Lo de Ana Gispert con esta casa de Sant Cugat del Vallès, cerca de Barcelona, es una larga historia de amor con final feliz. Todo empezó hace quince años:“Vivíamos a dos manzanas y a menudo pasábamos por delante. Me enamoré de la casa, por su fachada primero, por lo que me sugería después. Tenía el encanto de una casa centenaria, con preciosos detalles modernistas. Pronto me obsesioné y con mi marido decidimos ir a ver a los propietarios. Era un matrimonio mayor que, como yo, amaba la casa, así que no nos dieron ninguna esperanza de comprarla”.
Pero Ana, tenaz, no se conformó: “No podía olvidarla, seguí yendo a verla a diario, en mi interior sabía que algún día sería nuestra. A menudo me cruzaba con la propietaria, charlábamos y establecimos lazos de afecto. Hasta que un buen día, para mi alegría y mi tristeza, la señora me dijo que las cosas habían cambiado; los años pasaban, la casa ya les quedaba grande y había llegado el momento de venderla. Tuve una mezcla de emociones. En un primer momento sentí mucha pena, pues me gustaba ver a esa pareja amiga tan unida y feliz en aquella casa. Pero después de asumir la mala noticia, ¡me parecía imposible!, la casa podía ser nuestra. Habían pasado diez años, pero finalmente la compramos, recuerdo la fecha exacta: 27 de abril de 2007. El día que firmamos, la propietaria nos dijo que le alegraba mucho que la casa fuera para nosotros y me felicitó por mi perseverancia. ‘Claro que he persistido, ¡estoy enamorada!’, le contesté”.

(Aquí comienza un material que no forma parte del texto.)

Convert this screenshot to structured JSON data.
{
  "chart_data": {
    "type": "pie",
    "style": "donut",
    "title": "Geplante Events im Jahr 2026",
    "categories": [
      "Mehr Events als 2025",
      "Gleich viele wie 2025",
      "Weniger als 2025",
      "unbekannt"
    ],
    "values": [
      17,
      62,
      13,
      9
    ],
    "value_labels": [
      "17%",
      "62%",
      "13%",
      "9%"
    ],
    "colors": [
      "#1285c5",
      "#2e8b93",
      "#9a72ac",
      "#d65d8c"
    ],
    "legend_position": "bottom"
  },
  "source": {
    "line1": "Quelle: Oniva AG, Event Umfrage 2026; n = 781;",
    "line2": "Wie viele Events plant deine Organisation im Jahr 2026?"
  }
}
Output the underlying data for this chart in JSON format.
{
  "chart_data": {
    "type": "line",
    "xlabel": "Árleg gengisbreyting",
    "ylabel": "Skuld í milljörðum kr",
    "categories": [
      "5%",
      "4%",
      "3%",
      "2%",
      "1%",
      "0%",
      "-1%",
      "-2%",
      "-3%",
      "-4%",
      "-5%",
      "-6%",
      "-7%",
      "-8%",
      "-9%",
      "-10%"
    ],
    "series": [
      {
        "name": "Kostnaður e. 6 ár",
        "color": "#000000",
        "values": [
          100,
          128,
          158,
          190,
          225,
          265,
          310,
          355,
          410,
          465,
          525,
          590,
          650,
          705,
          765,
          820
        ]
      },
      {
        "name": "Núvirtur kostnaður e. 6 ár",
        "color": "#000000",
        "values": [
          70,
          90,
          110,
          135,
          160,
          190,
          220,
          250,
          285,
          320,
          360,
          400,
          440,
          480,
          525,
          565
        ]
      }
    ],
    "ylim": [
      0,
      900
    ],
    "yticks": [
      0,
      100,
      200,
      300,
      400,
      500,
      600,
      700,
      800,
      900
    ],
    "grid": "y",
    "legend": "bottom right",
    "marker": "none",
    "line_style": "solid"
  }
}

Ana relata esta historia con brillo en los ojos, el amor por la casa continúa hasta hoy. “Tardamos un tiempo largo en empezar las obras. Teníamos que asimilar que la casa ya era nuestra... Nos costó encontrar arquitecto, tenía que ser alguien especial, como la casa, alguien que supiera captar su alma que respetara nuestros tiempos. Finalmente, por mediación de la interiorista Adriana Barnils, dimos con Manuel Fuster Freixa. Recuerdo su primera visita, se dedicó a mirar, ¡y a escuchar! Persona de pocas palabras, supo comprender lo que queríamos”. Un año después, la reforma se puso en marcha.
“Lo primero que vio Manuel es que teníamos que abrir la casa a las vistas de jardín. En la planta baja cambiamos la distribución con tres objetivos: sensación de espacio, luz y circulación fluida entre el salón, el comedor y la cocina”.
La propietaria se ha ocupado de la decoración, ya que se dedica a ello profesionalmente: “He buscado crear un ambiente relajado, limpio, luminoso y acogedor. Abunda el blanco, con telas azules, a juego con la carpintería exterior. Me gustan también los estampados de flores, dan sensación de calidez”.
Una escalera de piedra conduce a los dormitorios: “Manuel nos aconsejó no modificarla, simplemente pulirla y pintar la barandilla de blanco. Todo un acierto que, además, nos ahorró mucho dinero”.
Los dormitorios infantiles se encuentran en el antiguo desván, bajo la cubierta inclinada, “mis hijos no pueden estar más contentos con sus habitaciones”, y el dormitorio principal cuenta con una magnífica terraza sobre el jardín.
Antes de despedirnos, Ana Gispert quiere subrayar de nuevo el talento del arquitecto y, en especial, del carpintero Francisco Montiel: “Su trabajo de recuperación de las ventanas y los postigos fue magistral. Estaban pintados de marrón; cuando rascamos apareció el antiguo azul, que reproducirmos con fidelidad. También fue magnífica su labor con las puertas interiores, muchas de ellas acristaladas”. Y concluye: “Ha sido una obra difícil, porque soy perfeccionista y surgían dudas que teníamos que ir resolviendo con un presupuesto limitado. Pero yo, la verdad, lo he disfrutado mucho, porque los que hemos participado nos hemos dejado el alma y el resultado final es sencillamente espléndido”.